I came to USC because I wanted to be at a world-class engineering school with an associated medical school. My research incorporates both of these fields, so I felt like it was a natural fit.
I’m particularly interested in the network properties in cancer cells. I also like systems biology, which examines how all the individual components of a cell, molecule, organism or an entire species come together and function as a network. I’d like to apply this to cancer research to see what happens inside cancer cells – to try to generate data in order to learn how cancer cells function. Then we can see why drugs are working and design future therapeutics based on these models and research.
Ever since I was young, I really liked math and chemistry. From there, I started studying chemical engineering without understanding what it was. I knew I needed to use math and physics principles to learn how something works.

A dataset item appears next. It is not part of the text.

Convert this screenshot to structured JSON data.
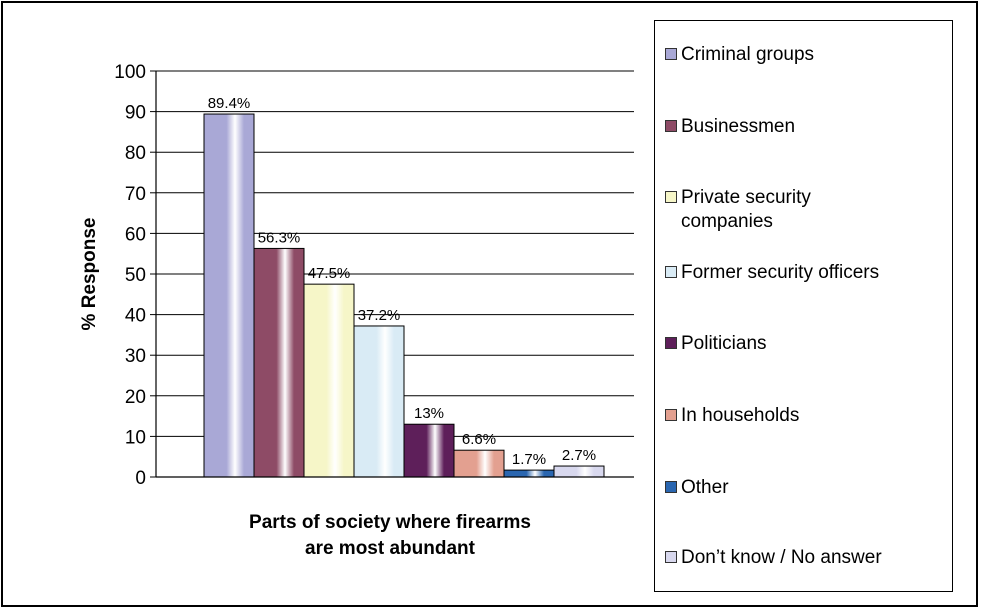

When I began my graduate studies, only traditional engineering academic experiences were offered. I saw there was a lot of chemical engineering intersecting with biology. So I ended up choosing to study in a lab that offered both because I was fascinated with the interface of both fields.
My favorite research project is actually the one I’m currently working on right now. I’m looking at the alteration in cancer genomes and how they alter the metabolism of cancer cells. What this means is, cancer cells are avid consumers of glucose, which is how a cancer cell metabolizes and spreads. So if you interrupt their consumption of glucose, the cancer cell slowly dies.
I will contribute an experimental approach to systems biology, and I will help build networks that will strengthen collaboration between Viterbi and Keck. Biology is complex but finite; we know the component of cells and organisms, but we still have ways to go in fully understanding how they work. Accomplishing this will result in more personalized medicine and individualized treatments for various illnesses. A better systems understanding will give both doctors and engineers a more targeted treatment for patients.
I’m excited to work with the Viterbi students. It’s a great and rewarding challenge, but the students here are very bright and motivated. The biggest challenge of being a professor and a mentor in this type of environment is being on top of your game at all times in order to bring out these students’ maximum potential.